Probiotic bacteria exhibit antioxidant activities in all major ways. They may reinforce the inherent cellular antioxidant defense by secreting enzymes like SOD. They also release and promote the production of the major non-enzymatic antioxidant and free-radical scavenger GSH. Moreover, they promote the production of certain antioxidant biomolecules, such as the EPSs, and, finally, they exhibit metal chelating activities. All these data suggest that probiotics may have a potential therapeutic role in ROS-characterized gastrointestinal disorders. However, there is a need for further investigation both in animal models and human trials in order to confirm the idea that individual probiotic bacteria strains may concretely affect beneficially the pathogenesis and the natural history of radiation-induced enteritis and colitis.

Conclusions

The goal of radiation treatment is to deliver precisely measured doses of ionizing radiation to a defined tumor volume with the minimum acceptable injurious effects to the surrounding healthy tissues.
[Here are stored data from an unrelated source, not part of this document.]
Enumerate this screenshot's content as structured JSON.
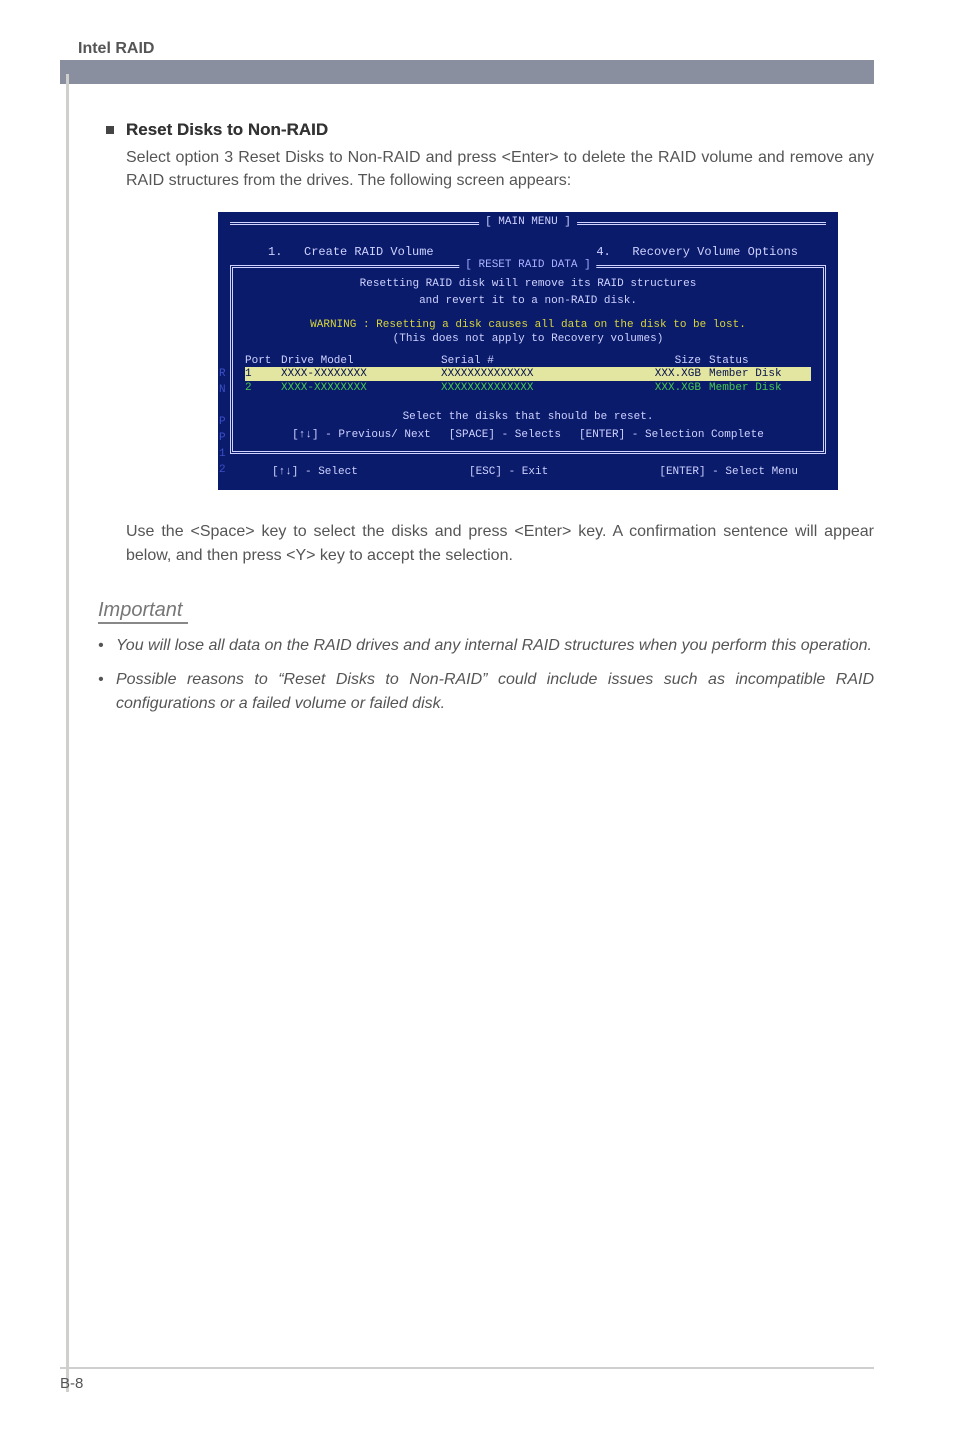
{
  "header": {
    "title": "Intel RAID"
  },
  "section": {
    "bullet_title": "Reset Disks to Non-RAID",
    "paragraph": "Select option 3 Reset Disks to Non-RAID and press <Enter> to delete the RAID volume and remove any RAID structures from the drives. The following screen appears:"
  },
  "bios": {
    "main_menu_label": "[    MAIN  MENU    ]",
    "mm_left_num": "1.",
    "mm_left_text": "Create  RAID  Volume",
    "mm_right_num": "4.",
    "mm_right_text": "Recovery Volume  Options",
    "reset_label": "[  RESET  RAID  DATA  ]",
    "msg_line1": "Resetting  RAID  disk  will  remove  its  RAID  structures",
    "msg_line2": "and  revert  it  to  a  non-RAID  disk.",
    "warn": "WARNING : Resetting  a  disk  causes  all  data  on  the  disk  to  be  lost.",
    "warn_sub": "(This  does  not  apply  to  Recovery  volumes)",
    "head": {
      "port": "Port",
      "drive": "Drive  Model",
      "serial": "Serial  #",
      "size": "Size",
      "status": "Status"
    },
    "rows": [
      {
        "port": "1",
        "model": "XXXX-XXXXXXXX",
        "serial": "XXXXXXXXXXXXXX",
        "size": "XXX.XGB",
        "status": "Member Disk"
      },
      {
        "port": "2",
        "model": "XXXX-XXXXXXXX",
        "serial": "XXXXXXXXXXXXXX",
        "size": "XXX.XGB",
        "status": "Member Disk"
      }
    ],
    "select_msg": "Select  the  disks  that  should  be  reset.",
    "keys": {
      "prev": "[↑↓] - Previous/ Next",
      "space": "[SPACE] - Selects",
      "enter": "[ENTER] - Selection Complete"
    },
    "bottom": {
      "sel": "[↑↓] - Select",
      "esc": "[ESC] - Exit",
      "menu": "[ENTER] - Select Menu"
    }
  },
  "after_para": "Use the <Space> key to select the disks and press <Enter> key. A confirmation sentence will appear below, and then press <Y> key to accept the selection.",
  "important": {
    "title": "Important",
    "items": [
      "You will lose all data on the RAID drives and any internal RAID structures when you perform this operation.",
      "Possible reasons to “Reset Disks to Non-RAID” could include issues such as incompatible RAID configurations or a failed volume or failed disk."
    ]
  },
  "footer": "B-8"
}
However, radiation injury to the intestine will remain a major obstacle to the treatment of abdominal and pelvic malignancies with radiotherapy and continues to adversely impact the quality of life of long-term cancer survivors. Since radiotherapy is now used with increased frequency for solid organ neoplasms of the abdomen and pelvis, the incidence of radiation enteritis and colitis is likely to increase in the future. It is generally accepted that radiation therapy exerts its beneficial effects in the eradication of neoplastic cells through irretrievable cellular injuries due to free-radical production. The same mechanism has been proposed for the alterations observed in the normal adjacent tissues. Quite recently, experimental studies in animal models have pointed out to some degree the protective effects of probiotics in radiation-induced intestinal injury. Human clinical studies have long noted the benefits of probiotic bacteria in the symptomatic management of radiation enteropathy. In the light of these findings, probiotics may play a key role in the enhancement of host intestinal antioxidant defense systems. Additionally, these studies demonstrated excellent safety of probiotics and lack of serious side-effects, even in the setting of intestinal inflammation. As a result, probiotic bacteria with the ability to secrete extracellularly antioxidant compounds or to promote intracellular enforcement of antioxidant systems are close enough to fulfill the criteria of the ideal intestinal radioprotector. Through genetic engineering, it is now possible not only to strengthen the effects of existing strains but also to create completely new probiotics able to directly produce or promote the intestinal release of specific agents. Now it is more obvious than before that in order to create efficient strategies for modification of intestinal radiation responses, it is required to strengthen collaborative research between several medical disciplines and pharmaceutical and biotechnology scientists.